Member of the Chamber of Deputies
- In office 15 May 1945 – 6 September 1954
- Constituency: 4th Departmental Group

Personal details
- Born: 23 September 1894 Ovalle, Chile
- Died: 6 September 1954 (aged 59)
- Party: Liberal Party
- Spouse: Matilde Aracena
- Occupation: Politician
- Profession: Mining engineer and farmer

= Edmundo Pizarro =

Chilean politician (1894–1954)

Edmundo Pizarro Cabezas (23 September 1894 – 6 September 1954) was a Chilean mining engineer, farmer and politician who represented the 4th Departmental Group ―La Serena, Coquimbo, Elqui, Ovalle, Combarbalá and Illapel― in the Chamber of Deputies.

==Biography==
He was born in Ovalle on 23 September 1894, the son of Primitivo Pizarro and Clotilde Cabezas. He married Matilde Aracena.

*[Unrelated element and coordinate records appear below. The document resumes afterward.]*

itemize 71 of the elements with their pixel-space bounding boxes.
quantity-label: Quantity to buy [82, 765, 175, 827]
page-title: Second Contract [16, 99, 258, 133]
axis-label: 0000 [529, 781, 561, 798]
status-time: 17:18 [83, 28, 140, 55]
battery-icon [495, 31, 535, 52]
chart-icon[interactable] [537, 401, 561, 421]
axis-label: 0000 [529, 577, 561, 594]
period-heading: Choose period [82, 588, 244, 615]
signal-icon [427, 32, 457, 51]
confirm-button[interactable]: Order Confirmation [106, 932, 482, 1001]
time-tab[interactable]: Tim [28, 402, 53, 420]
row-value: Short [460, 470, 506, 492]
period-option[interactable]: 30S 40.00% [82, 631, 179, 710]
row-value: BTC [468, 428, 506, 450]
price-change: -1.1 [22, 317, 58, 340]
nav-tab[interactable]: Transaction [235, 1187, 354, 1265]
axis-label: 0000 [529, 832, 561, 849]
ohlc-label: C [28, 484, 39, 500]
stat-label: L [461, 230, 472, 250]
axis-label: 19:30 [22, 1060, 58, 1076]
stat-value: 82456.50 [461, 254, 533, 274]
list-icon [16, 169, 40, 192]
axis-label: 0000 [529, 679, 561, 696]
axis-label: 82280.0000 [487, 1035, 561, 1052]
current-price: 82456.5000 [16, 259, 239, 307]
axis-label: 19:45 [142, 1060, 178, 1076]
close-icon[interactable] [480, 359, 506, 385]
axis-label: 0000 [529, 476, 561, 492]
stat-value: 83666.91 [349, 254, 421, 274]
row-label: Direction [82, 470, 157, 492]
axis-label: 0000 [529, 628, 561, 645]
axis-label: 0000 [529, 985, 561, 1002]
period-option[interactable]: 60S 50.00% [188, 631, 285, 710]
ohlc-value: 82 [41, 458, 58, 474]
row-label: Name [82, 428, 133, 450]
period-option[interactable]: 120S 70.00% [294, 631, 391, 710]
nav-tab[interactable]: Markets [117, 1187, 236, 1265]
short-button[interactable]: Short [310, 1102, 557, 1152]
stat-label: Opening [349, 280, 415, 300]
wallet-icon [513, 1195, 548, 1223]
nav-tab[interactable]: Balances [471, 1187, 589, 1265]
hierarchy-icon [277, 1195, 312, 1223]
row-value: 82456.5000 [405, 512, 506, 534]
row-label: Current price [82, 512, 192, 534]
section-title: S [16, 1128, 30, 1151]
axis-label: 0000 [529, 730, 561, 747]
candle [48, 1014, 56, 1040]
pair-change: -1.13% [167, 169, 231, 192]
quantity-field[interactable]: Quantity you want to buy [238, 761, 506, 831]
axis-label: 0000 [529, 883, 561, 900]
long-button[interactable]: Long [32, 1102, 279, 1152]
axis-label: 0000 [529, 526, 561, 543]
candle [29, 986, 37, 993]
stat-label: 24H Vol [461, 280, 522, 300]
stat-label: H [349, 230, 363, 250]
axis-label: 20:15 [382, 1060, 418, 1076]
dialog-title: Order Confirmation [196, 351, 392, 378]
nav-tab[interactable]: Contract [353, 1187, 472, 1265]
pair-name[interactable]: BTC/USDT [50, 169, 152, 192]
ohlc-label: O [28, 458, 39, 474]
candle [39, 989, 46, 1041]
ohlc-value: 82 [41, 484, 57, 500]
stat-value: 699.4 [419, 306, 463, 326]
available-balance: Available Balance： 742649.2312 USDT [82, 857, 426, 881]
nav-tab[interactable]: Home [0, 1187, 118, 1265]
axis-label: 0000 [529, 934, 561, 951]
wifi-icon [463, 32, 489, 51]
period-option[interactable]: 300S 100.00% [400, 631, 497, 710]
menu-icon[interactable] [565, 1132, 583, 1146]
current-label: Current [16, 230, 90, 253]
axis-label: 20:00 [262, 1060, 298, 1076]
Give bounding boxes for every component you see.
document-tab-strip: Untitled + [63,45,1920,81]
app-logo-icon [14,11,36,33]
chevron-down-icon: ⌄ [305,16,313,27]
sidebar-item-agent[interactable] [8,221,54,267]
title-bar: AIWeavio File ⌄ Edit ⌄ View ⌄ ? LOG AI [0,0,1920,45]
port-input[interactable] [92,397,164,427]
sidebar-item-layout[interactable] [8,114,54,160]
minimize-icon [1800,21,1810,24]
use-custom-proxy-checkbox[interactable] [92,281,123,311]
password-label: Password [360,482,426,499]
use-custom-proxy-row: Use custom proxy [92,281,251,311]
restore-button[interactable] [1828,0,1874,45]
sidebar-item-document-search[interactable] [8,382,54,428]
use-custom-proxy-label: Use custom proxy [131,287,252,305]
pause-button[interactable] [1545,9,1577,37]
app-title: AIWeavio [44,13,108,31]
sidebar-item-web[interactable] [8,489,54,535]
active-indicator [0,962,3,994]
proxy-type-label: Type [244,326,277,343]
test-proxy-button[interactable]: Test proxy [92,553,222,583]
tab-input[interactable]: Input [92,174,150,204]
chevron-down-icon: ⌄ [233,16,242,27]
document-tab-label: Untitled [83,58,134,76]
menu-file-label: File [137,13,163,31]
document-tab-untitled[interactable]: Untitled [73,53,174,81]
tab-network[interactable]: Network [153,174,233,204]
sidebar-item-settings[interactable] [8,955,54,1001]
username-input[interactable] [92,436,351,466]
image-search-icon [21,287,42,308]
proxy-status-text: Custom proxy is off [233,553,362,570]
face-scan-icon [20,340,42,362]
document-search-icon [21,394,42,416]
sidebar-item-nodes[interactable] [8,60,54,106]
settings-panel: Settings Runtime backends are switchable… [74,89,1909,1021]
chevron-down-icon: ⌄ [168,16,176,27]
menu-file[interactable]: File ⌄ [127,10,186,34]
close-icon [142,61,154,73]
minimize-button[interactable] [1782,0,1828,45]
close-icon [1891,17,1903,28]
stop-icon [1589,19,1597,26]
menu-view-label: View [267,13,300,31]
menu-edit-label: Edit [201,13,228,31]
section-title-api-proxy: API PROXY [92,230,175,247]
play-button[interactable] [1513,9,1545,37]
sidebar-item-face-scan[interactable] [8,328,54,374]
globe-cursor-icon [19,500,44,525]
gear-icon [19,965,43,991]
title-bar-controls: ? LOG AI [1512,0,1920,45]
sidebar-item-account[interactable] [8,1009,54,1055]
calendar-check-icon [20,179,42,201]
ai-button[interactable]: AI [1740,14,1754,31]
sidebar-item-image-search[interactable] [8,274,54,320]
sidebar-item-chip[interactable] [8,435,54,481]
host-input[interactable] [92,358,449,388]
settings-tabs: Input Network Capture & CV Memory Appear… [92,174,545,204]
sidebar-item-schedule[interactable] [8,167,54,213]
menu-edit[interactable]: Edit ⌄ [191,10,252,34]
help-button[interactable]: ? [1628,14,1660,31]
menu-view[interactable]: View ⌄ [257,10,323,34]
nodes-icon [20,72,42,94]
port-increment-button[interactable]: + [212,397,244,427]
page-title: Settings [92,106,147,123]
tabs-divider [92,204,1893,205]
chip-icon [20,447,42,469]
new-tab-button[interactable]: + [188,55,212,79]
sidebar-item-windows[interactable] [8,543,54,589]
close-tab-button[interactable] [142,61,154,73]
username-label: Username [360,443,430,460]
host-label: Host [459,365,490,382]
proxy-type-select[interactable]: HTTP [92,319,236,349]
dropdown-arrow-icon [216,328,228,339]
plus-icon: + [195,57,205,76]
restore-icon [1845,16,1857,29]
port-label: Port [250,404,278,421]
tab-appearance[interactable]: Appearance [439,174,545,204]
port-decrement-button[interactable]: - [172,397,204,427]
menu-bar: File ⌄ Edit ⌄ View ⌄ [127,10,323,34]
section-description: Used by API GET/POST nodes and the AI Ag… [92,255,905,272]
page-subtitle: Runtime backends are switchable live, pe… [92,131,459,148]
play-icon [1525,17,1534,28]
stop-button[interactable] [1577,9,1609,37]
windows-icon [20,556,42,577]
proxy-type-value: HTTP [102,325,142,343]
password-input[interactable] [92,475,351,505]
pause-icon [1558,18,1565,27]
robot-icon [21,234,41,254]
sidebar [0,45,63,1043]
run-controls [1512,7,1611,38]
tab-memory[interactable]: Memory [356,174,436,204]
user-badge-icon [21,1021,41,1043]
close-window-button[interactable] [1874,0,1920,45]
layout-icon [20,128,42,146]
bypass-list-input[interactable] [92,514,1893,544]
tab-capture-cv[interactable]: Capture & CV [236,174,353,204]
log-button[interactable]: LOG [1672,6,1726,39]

He studied at the Liceo de La Serena and later at the local School of Mines, where he graduated as a mining engineer. Professionally, he worked as an administrator and engineer for several mining companies, including Disputada Las Condes, Compañía Gatico, and Compañía Tocopilla (Mina Cocinera). In parallel, he dedicated part of his life to agriculture, managing and cultivating the estates Tuqui and La Feria in his native Ovalle.

Pizarro was first affiliated with the Democratic Party in 1945 and later joined the Liberal Party in 1953. He was elected Deputy for the 4th Departmental Group (La Serena, Coquimbo, Elqui, Ovalle, Combarbalá and Illapel) for three consecutive terms: 1945–1949, 1949–1953, and 1953–1954. He died in office in 1954 and was replaced by Máximo Corral Garrido, who took office on 22 March 1955.

Throughout his parliamentary career, he sat on the Standing Committee on Industry—of which he served as president during his first term—and also participated in the Committees on Foreign Affairs and on Roads and Public Works. Beyond Congress, he served as delegate of the Ovalle Association before the National Mining Society (SONAMI) and was a member of the National Agriculture Society (SNA).

He died on 6 September 1954, at the age of 59.